Era el siglo IV a.C., una época en la que el poderoso imperio fusionado de Alejandro Magno dominaba el mundo, mezclando las civilizaciones occidental y cristiana. Mientras tanto, las ciudades griegas habían sido heridas de muerte y el malestar de la época se manifestaba en diferentes formas.
En medio de este caos, apareció un hombre griego descarado, audaz y desafiante de las convenciones sociales. Este hombre se llamaba Diógenes, filósofo de Sinope, y se decía que vivía en un tonel y vestía de forma humilde.

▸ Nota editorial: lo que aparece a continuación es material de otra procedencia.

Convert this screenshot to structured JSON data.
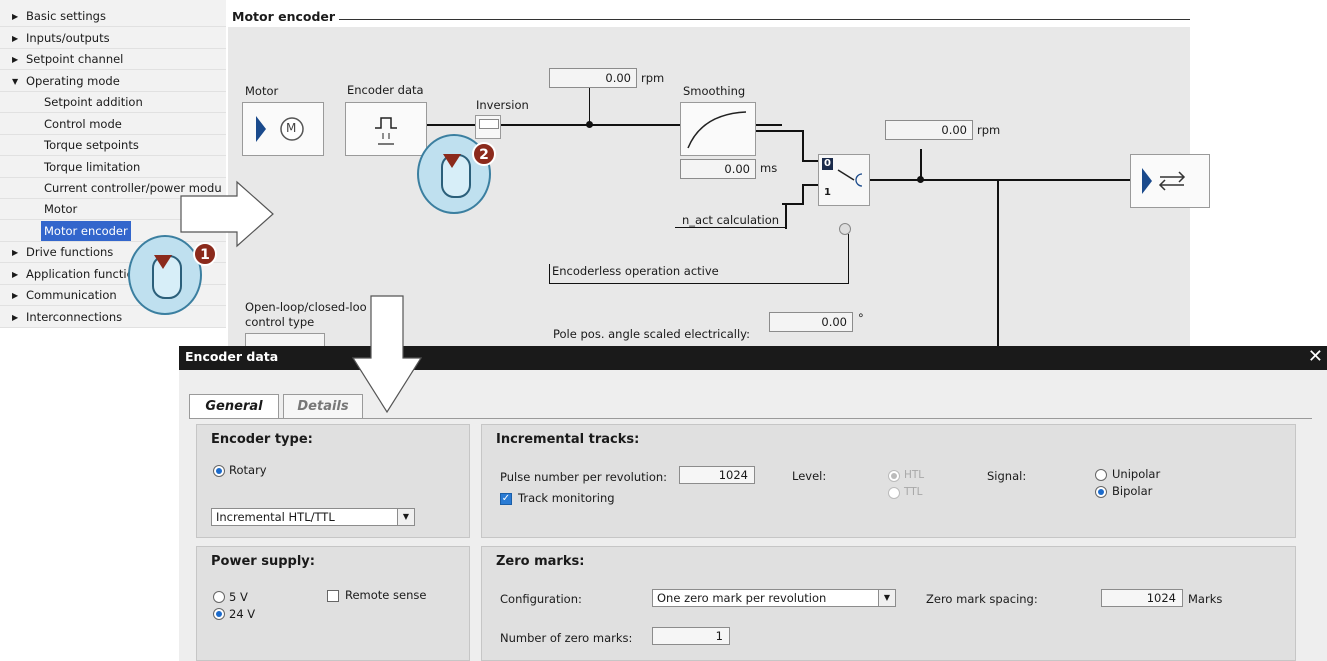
{
  "tree": {
    "items": [
      {
        "label": "Basic settings",
        "arrow": "▶"
      },
      {
        "label": "Inputs/outputs",
        "arrow": "▶"
      },
      {
        "label": "Setpoint channel",
        "arrow": "▶"
      },
      {
        "label": "Operating mode",
        "arrow": "▼"
      },
      {
        "label": "Setpoint addition"
      },
      {
        "label": "Control mode"
      },
      {
        "label": "Torque setpoints"
      },
      {
        "label": "Torque limitation"
      },
      {
        "label": "Current controller/power modu"
      },
      {
        "label": "Motor"
      },
      {
        "label": "Motor encoder"
      },
      {
        "label": "Drive functions",
        "arrow": "▶"
      },
      {
        "label": "Application functic",
        "arrow": "▶"
      },
      {
        "label": "Communication",
        "arrow": "▶"
      },
      {
        "label": "Interconnections",
        "arrow": "▶"
      }
    ]
  },
  "schematic": {
    "title": "Motor encoder",
    "motor_label": "Motor",
    "encoder_data_label": "Encoder data",
    "inversion_label": "Inversion",
    "speed_value_1": "0.00",
    "speed_unit_1": "rpm",
    "smoothing_label": "Smoothing",
    "smoothing_value": "0.00",
    "smoothing_unit": "ms",
    "speed_value_2": "0.00",
    "speed_unit_2": "rpm",
    "nact_label": "n_act calculation",
    "encoderless_label": "Encoderless operation active",
    "switch_0": "0",
    "switch_1": "1",
    "control_type_label_1": "Open-loop/closed-loo",
    "control_type_label_2": "control type",
    "pole_label": "Pole pos. angle scaled electrically:",
    "pole_value": "0.00",
    "pole_unit": "°",
    "motor_symbol": "M"
  },
  "dialog": {
    "title": "Encoder data",
    "close_glyph": "✕",
    "tabs": [
      {
        "label": "General",
        "active": true
      },
      {
        "label": "Details",
        "active": false
      }
    ],
    "encoder_type": {
      "title": "Encoder type:",
      "rotary_label": "Rotary",
      "type_value": "Incremental HTL/TTL"
    },
    "incremental_tracks": {
      "title": "Incremental tracks:",
      "pulse_label": "Pulse number per revolution:",
      "pulse_value": "1024",
      "track_monitoring_label": "Track monitoring",
      "level_label": "Level:",
      "level_options": [
        "HTL",
        "TTL"
      ],
      "signal_label": "Signal:",
      "signal_options": [
        "Unipolar",
        "Bipolar"
      ]
    },
    "power_supply": {
      "title": "Power supply:",
      "options": [
        "5 V",
        "24 V"
      ],
      "remote_sense_label": "Remote sense"
    },
    "zero_marks": {
      "title": "Zero marks:",
      "config_label": "Configuration:",
      "config_value": "One zero mark per revolution",
      "spacing_label": "Zero mark spacing:",
      "spacing_value": "1024",
      "spacing_unit": "Marks",
      "number_label": "Number of zero marks:",
      "number_value": "1"
    }
  },
  "overlay": {
    "step_1": "1",
    "step_2": "2"
  },
  "colors": {
    "selection": "#3366cc",
    "dialog_titlebar": "#1a1a1a",
    "badge": "#8b2a1c",
    "mouse_fill": "#bfe0ef"
  }
}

Cuando el poderoso Alejandro Magno se encontró con Diógenes y le preguntó qué podía hacer por él, el filósofo, imperturbable, le pidió que se apartara para que no le tapara el sol. En otra ocasión, Diógenes pedía limosna a una estatua y, al ser cuestionado sobre la razón, respondió que se estaba acostumbrando a ser rechazado.

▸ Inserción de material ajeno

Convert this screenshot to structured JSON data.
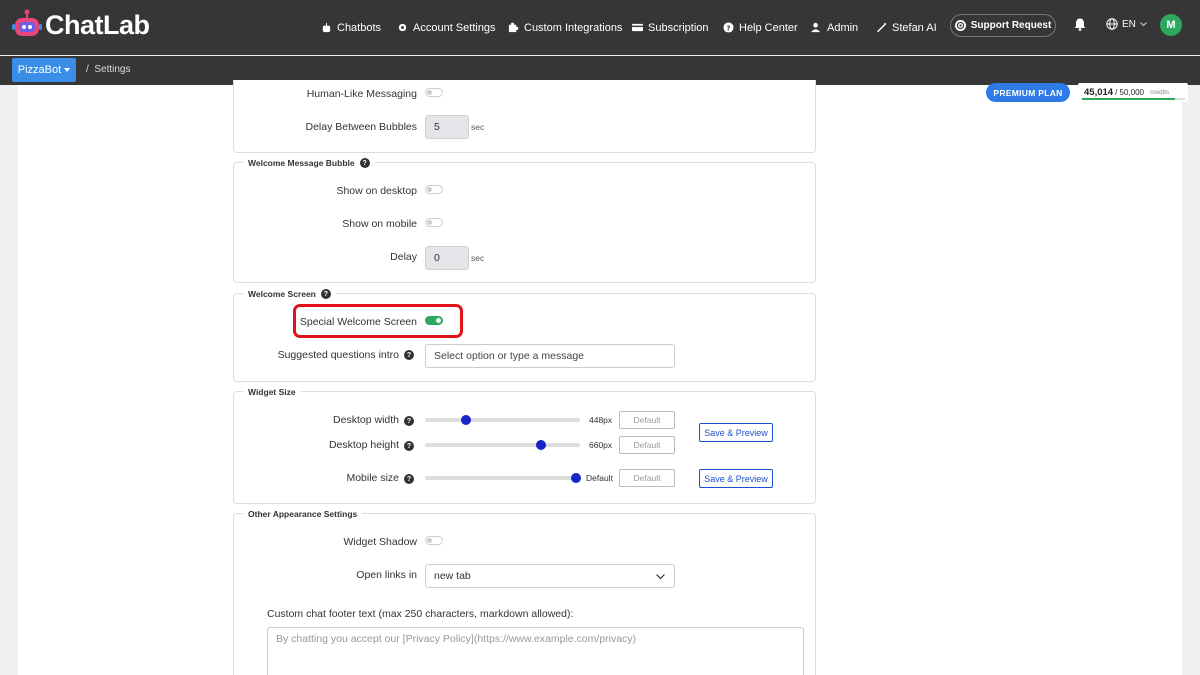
{
  "brand": {
    "name": "ChatLab",
    "accent": "#3b8ee5"
  },
  "nav": [
    {
      "icon": "chatbot-icon",
      "label": "Chatbots"
    },
    {
      "icon": "gear-icon",
      "label": "Account Settings"
    },
    {
      "icon": "puzzle-icon",
      "label": "Custom Integrations"
    },
    {
      "icon": "card-icon",
      "label": "Subscription"
    },
    {
      "icon": "question-icon",
      "label": "Help Center"
    },
    {
      "icon": "user-icon",
      "label": "Admin"
    },
    {
      "icon": "magic-icon",
      "label": "Stefan AI"
    }
  ],
  "support_label": "Support Request",
  "language": "EN",
  "avatar_initial": "M",
  "breadcrumb": {
    "bot": "PizzaBot",
    "separator": "/",
    "page": "Settings"
  },
  "plan": {
    "label": "PREMIUM PLAN",
    "credits_used": "45,014",
    "credits_total": "/ 50,000",
    "credits_label": "credits",
    "fraction": 0.9
  },
  "messaging": {
    "human_like_label": "Human-Like Messaging",
    "delay_label": "Delay Between Bubbles",
    "delay_value": "5",
    "unit": "sec"
  },
  "welcome_bubble": {
    "title": "Welcome Message Bubble",
    "desktop_label": "Show on desktop",
    "mobile_label": "Show on mobile",
    "delay_label": "Delay",
    "delay_value": "0",
    "unit": "sec"
  },
  "welcome_screen": {
    "title": "Welcome Screen",
    "special_label": "Special Welcome Screen",
    "special_on": true,
    "intro_label": "Suggested questions intro",
    "intro_placeholder": "Select option or type a message"
  },
  "widget_size": {
    "title": "Widget Size",
    "desktop_width_label": "Desktop width",
    "desktop_width_value": "448px",
    "desktop_height_label": "Desktop height",
    "desktop_height_value": "660px",
    "mobile_size_label": "Mobile size",
    "mobile_size_value": "Default",
    "default_placeholder": "Default",
    "save_label": "Save & Preview"
  },
  "other": {
    "title": "Other Appearance Settings",
    "shadow_label": "Widget Shadow",
    "links_label": "Open links in",
    "links_value": "new tab",
    "footer_label": "Custom chat footer text (max 250 characters, markdown allowed):",
    "footer_placeholder": "By chatting you accept our [Privacy Policy](https://www.example.com/privacy)"
  }
}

Estas y otras anécdotas fueron recopiladas por Diógenes Laercio en su obra Vidas de los filósofos, y a lo largo de los siglos han alimentado la leyenda de este rigoroso e irreverente filósofo, discípulo de Antístenes.
La ética del cínico consiste en vivir de acuerdo con la naturaleza y la virtud, sin prestar atención al poder y los honores que son considerados vanos y mundanos.
La virtud fue la compañera constante de Diógenes el Cínico, un filósofo aficionado a la crítica y a vivir al margen de la decencia. Incluso siglos de adoración ciega y falsa, así como imperios malvados inflados por la vanidad y el poder, no lograron eclipsar su brillante estela.
Aunque Platón lo considerara simplemente un Sócrates enloquecido, la vida de Diógenes continúa despertando la curiosidad y admiración de muchos, a pesar de los milenios transcurridos.